Handel: Messiah (CD Review - ottosbaroquemusick.co.uk, 2009)

Make no mistake, this set is a bright star in a lighted firmament of existing Handel Messiahs.

This newly (released 2009) performance/recording of Handel's "Messiah" is nothing short of superb. Conductor Stephen Layton has put together Polyhony, Britten Sinfonia, and four outstanding soloists for what is one of the best "Messiah"s out there.

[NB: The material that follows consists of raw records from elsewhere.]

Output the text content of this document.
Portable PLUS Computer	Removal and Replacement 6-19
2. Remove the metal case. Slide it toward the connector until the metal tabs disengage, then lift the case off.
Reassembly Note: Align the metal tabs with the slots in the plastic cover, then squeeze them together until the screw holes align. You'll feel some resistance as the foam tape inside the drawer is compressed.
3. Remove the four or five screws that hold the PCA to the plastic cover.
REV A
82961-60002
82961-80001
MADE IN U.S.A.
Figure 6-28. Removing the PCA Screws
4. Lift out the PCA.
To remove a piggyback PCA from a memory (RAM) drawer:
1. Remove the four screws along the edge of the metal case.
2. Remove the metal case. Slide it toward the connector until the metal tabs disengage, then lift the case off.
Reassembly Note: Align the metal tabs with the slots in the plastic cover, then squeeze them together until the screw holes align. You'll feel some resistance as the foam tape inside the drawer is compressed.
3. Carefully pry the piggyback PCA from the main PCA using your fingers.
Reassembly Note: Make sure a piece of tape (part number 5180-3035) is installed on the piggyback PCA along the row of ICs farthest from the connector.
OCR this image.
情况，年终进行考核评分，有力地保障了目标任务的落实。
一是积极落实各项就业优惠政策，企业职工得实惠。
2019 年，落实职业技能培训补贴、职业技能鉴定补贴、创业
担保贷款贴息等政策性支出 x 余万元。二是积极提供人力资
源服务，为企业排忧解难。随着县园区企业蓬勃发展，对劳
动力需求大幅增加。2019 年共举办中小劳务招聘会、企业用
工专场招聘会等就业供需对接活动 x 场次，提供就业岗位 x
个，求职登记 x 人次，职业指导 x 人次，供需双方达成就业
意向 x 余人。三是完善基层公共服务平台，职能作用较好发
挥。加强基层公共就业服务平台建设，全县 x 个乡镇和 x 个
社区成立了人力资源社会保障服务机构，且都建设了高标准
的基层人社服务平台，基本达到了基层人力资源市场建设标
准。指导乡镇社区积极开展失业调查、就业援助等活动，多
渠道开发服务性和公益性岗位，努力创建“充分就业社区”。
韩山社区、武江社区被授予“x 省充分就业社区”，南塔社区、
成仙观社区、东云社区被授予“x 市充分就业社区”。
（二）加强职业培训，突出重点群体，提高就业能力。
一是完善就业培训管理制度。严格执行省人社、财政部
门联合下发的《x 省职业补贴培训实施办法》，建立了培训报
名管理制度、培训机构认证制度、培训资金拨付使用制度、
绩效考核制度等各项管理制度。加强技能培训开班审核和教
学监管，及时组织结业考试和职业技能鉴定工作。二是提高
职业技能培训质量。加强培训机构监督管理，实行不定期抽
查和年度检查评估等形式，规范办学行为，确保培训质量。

Polyphony is new to me, but what a chorus they are. Their sound is of average size, yet incredibly transparent with great attention to detail and nuance. Their diction is as good as the chorus of Boston Baroque's is in their "Messiah" recording. Polyphony has a wonderful ability to weave in and out of the counterpoint of the choruses leaving the listener taking in all the shapes, lines and contours all at once. Its a thrilling sensation.

The Britten Sinfonia is outstanding as well. Their playing is clean and articulate. They respond well to Layton's vision of "Messiah" and play an integral part of this performance. While listening, you will be aware of their contribution to what is considered a choral work. They demand your attention.

The four soloists, Julia Doyle, Iestyn Davies, Allan Clayton, and Andrew Foster-Williams are simply all in top form. They are effective in their singing, whether it be the more slow cerebral parts of the work or the rapid coloratura parts. They don't miss a beat. Their ornamentation is never obtrusive and is well worked within their respective solos.

As for Stephen Layton....Bravo! What a splendid treat this recording is. Not knowing what to expect upon purchasing this Hyperion recording, I was pleasantly knocked over within minutes into disc one. The question then arose, "will it keep being this good?' The answer was (and is), "yes."